Update 2: It looks like they fixed the json feed after I made an informal bug report. As I was saying, feeds aren’t dead, but they aren’t exactly healthy.

Ineffable

First Post

New post, new domain, new blog, same old platform (wordpress).

I’ve been in blogging limbo for the better part of a decade. I have multiple blogs, but none that feel appropriate for publishing my various thoughts on various subjects.

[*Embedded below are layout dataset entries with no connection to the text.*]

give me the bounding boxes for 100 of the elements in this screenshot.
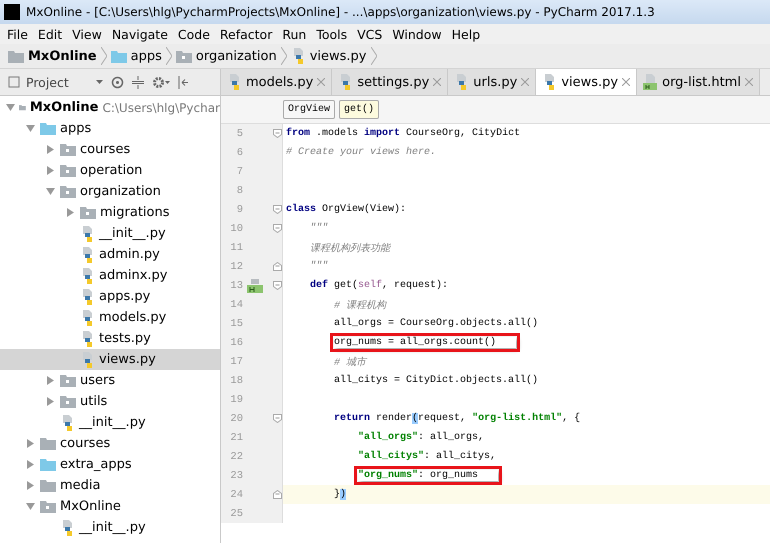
menu-item[interactable]: File bbox=[2, 26, 33, 42]
close-icon[interactable] bbox=[744, 78, 753, 86]
menu-item[interactable]: Help bbox=[446, 26, 486, 42]
tree-item[interactable]: organization bbox=[0, 181, 220, 202]
expanded-arrow-icon[interactable] bbox=[26, 502, 35, 511]
menu-item[interactable]: View bbox=[67, 26, 107, 42]
tree-item[interactable]: __init__.py bbox=[0, 223, 220, 244]
tree-item[interactable]: operation bbox=[0, 160, 220, 181]
editor-tab[interactable]: org-list.html bbox=[637, 69, 760, 95]
python-file-icon bbox=[80, 226, 95, 242]
editor-tab[interactable]: settings.py bbox=[332, 69, 448, 95]
menu-item[interactable]: Window bbox=[387, 26, 447, 42]
html-marker-icon[interactable] bbox=[247, 278, 263, 292]
settings-icon[interactable] bbox=[152, 76, 170, 88]
tree-item[interactable]: models.py bbox=[0, 307, 220, 328]
close-icon[interactable] bbox=[433, 78, 442, 86]
structure-crumb[interactable]: get() bbox=[339, 100, 380, 119]
tree-item[interactable]: courses bbox=[0, 433, 220, 454]
folder-icon bbox=[40, 122, 56, 135]
menu-item[interactable]: Run bbox=[277, 26, 312, 42]
code-line: """ bbox=[309, 223, 328, 234]
folder-icon bbox=[60, 185, 76, 198]
fold-end-icon[interactable] bbox=[273, 490, 282, 499]
tree-item[interactable]: MxOnline bbox=[0, 496, 220, 517]
crosshair-icon[interactable] bbox=[111, 76, 124, 88]
menu-item[interactable]: Navigate bbox=[106, 26, 173, 42]
tree-item[interactable]: __init__.py bbox=[0, 517, 220, 538]
tree-item[interactable]: adminx.py bbox=[0, 265, 220, 286]
close-icon[interactable] bbox=[521, 78, 530, 86]
collapsed-arrow-icon[interactable] bbox=[46, 397, 55, 406]
line-number: 16 bbox=[229, 336, 243, 348]
tree-item[interactable]: courses bbox=[0, 139, 220, 160]
menu-item[interactable]: Tools bbox=[311, 26, 352, 42]
collapsed-arrow-icon[interactable] bbox=[26, 481, 35, 490]
collapsed-arrow-icon[interactable] bbox=[46, 166, 55, 175]
folder-icon bbox=[80, 206, 96, 219]
python-file-icon bbox=[60, 520, 75, 536]
code-line: class OrgView(View): bbox=[285, 204, 406, 215]
line-number: 25 bbox=[229, 508, 243, 520]
tree-item[interactable]: extra_apps bbox=[0, 454, 220, 475]
folder-icon bbox=[60, 374, 76, 387]
tree-item[interactable]: apps.py bbox=[0, 286, 220, 307]
tree-item[interactable]: MxOnline C:\Users\hlg\Pychar bbox=[0, 97, 220, 118]
collapsed-arrow-icon[interactable] bbox=[26, 460, 35, 469]
collapse-icon[interactable] bbox=[132, 76, 144, 88]
python-file-icon bbox=[80, 330, 95, 346]
breadcrumb-item[interactable]: views.py bbox=[290, 48, 367, 64]
breadcrumb-item[interactable]: apps bbox=[110, 48, 162, 64]
window-title: MxOnline - [C:\Users\hlg\PycharmProjects\MxOnline] - ...\apps\organization\views.py - PyCharm 2017.1.3 bbox=[26, 5, 655, 19]
close-icon[interactable] bbox=[317, 78, 326, 86]
collapsed-arrow-icon[interactable] bbox=[46, 376, 55, 385]
chevron-icon bbox=[100, 47, 107, 65]
hide-panel-icon[interactable] bbox=[178, 76, 188, 88]
expanded-arrow-icon[interactable] bbox=[6, 103, 15, 112]
editor-tab[interactable]: views.py bbox=[536, 69, 638, 95]
editor-tab[interactable]: models.py bbox=[221, 69, 332, 95]
line-number: 23 bbox=[229, 470, 243, 482]
code-line: # 课程机构 bbox=[333, 298, 386, 312]
tree-item[interactable]: __init__.py bbox=[0, 412, 220, 433]
project-view-dropdown[interactable]: Project bbox=[8, 74, 103, 90]
tree-item[interactable]: admin.py bbox=[0, 244, 220, 265]
collapsed-arrow-icon[interactable] bbox=[46, 145, 55, 154]
menu-item[interactable]: Refactor bbox=[214, 26, 278, 42]
folder-icon bbox=[60, 395, 76, 408]
caret-icon bbox=[96, 80, 103, 84]
expanded-arrow-icon[interactable] bbox=[26, 124, 35, 133]
fold-start-icon[interactable] bbox=[273, 414, 282, 423]
line-number: 17 bbox=[229, 356, 243, 368]
line-number: 8 bbox=[236, 184, 243, 196]
menu-item[interactable]: VCS bbox=[352, 26, 388, 42]
tree-item[interactable]: users bbox=[0, 370, 220, 391]
tree-item[interactable]: views.py bbox=[0, 349, 220, 370]
breadcrumb-item[interactable]: organization bbox=[176, 48, 277, 64]
project-path: C:\Users\hlg\Pychar bbox=[102, 100, 220, 114]
tree-item[interactable]: media bbox=[0, 475, 220, 496]
folder-icon bbox=[110, 50, 127, 62]
tree-item[interactable]: utils bbox=[0, 391, 220, 412]
fold-start-icon[interactable] bbox=[273, 281, 282, 290]
expanded-arrow-icon[interactable] bbox=[46, 187, 55, 196]
code-line: }) bbox=[333, 489, 346, 500]
menu-item[interactable]: Code bbox=[172, 26, 215, 42]
line-number: 19 bbox=[229, 394, 243, 406]
line-number: 24 bbox=[229, 488, 243, 500]
collapsed-arrow-icon[interactable] bbox=[26, 439, 35, 448]
menu-item[interactable]: Edit bbox=[32, 26, 68, 42]
fold-start-icon[interactable] bbox=[273, 129, 282, 138]
editor-tab[interactable]: urls.py bbox=[448, 69, 536, 95]
structure-crumb[interactable]: OrgView bbox=[283, 100, 336, 119]
code-line: # Create your views here. bbox=[285, 147, 436, 158]
fold-end-icon[interactable] bbox=[273, 262, 282, 271]
python-file-icon bbox=[227, 74, 242, 90]
collapsed-arrow-icon[interactable] bbox=[66, 208, 75, 217]
tree-item[interactable]: apps bbox=[0, 118, 220, 139]
fold-start-icon[interactable] bbox=[273, 224, 282, 233]
fold-start-icon[interactable] bbox=[273, 205, 282, 214]
tree-item[interactable]: tests.py bbox=[0, 328, 220, 349]
breadcrumb-item[interactable]: MxOnline bbox=[8, 48, 97, 64]
line-number: 15 bbox=[229, 318, 243, 330]
close-icon[interactable] bbox=[622, 78, 630, 86]
tree-item[interactable]: migrations bbox=[0, 202, 220, 223]
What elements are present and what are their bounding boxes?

Geekfun.com used to be my general-purpose blog. I’ve used the domain for email since forever, and for blogging since early in the millennium, but for the past several years it hasn’t feel like the right fit anymore. These days the “geek” mainstream seems to be focused on popular media culture that was formerly fringe media culture (comic books, anime, video games), all things that don’t matter much to me now, if they ever mattered to me before. I haven’t changed much, but the meaning and significance of the word has, and I’d rather not carry around the baggage other people have saddled the word with.

I made a few false starts at choosing an email identity to replace geekfun, and I’ve finally made a commitment to one. I’ll probably host a blog on that domain, eventually, but it won’t be a place for first-drafts and random thinking, that’s what this one is for.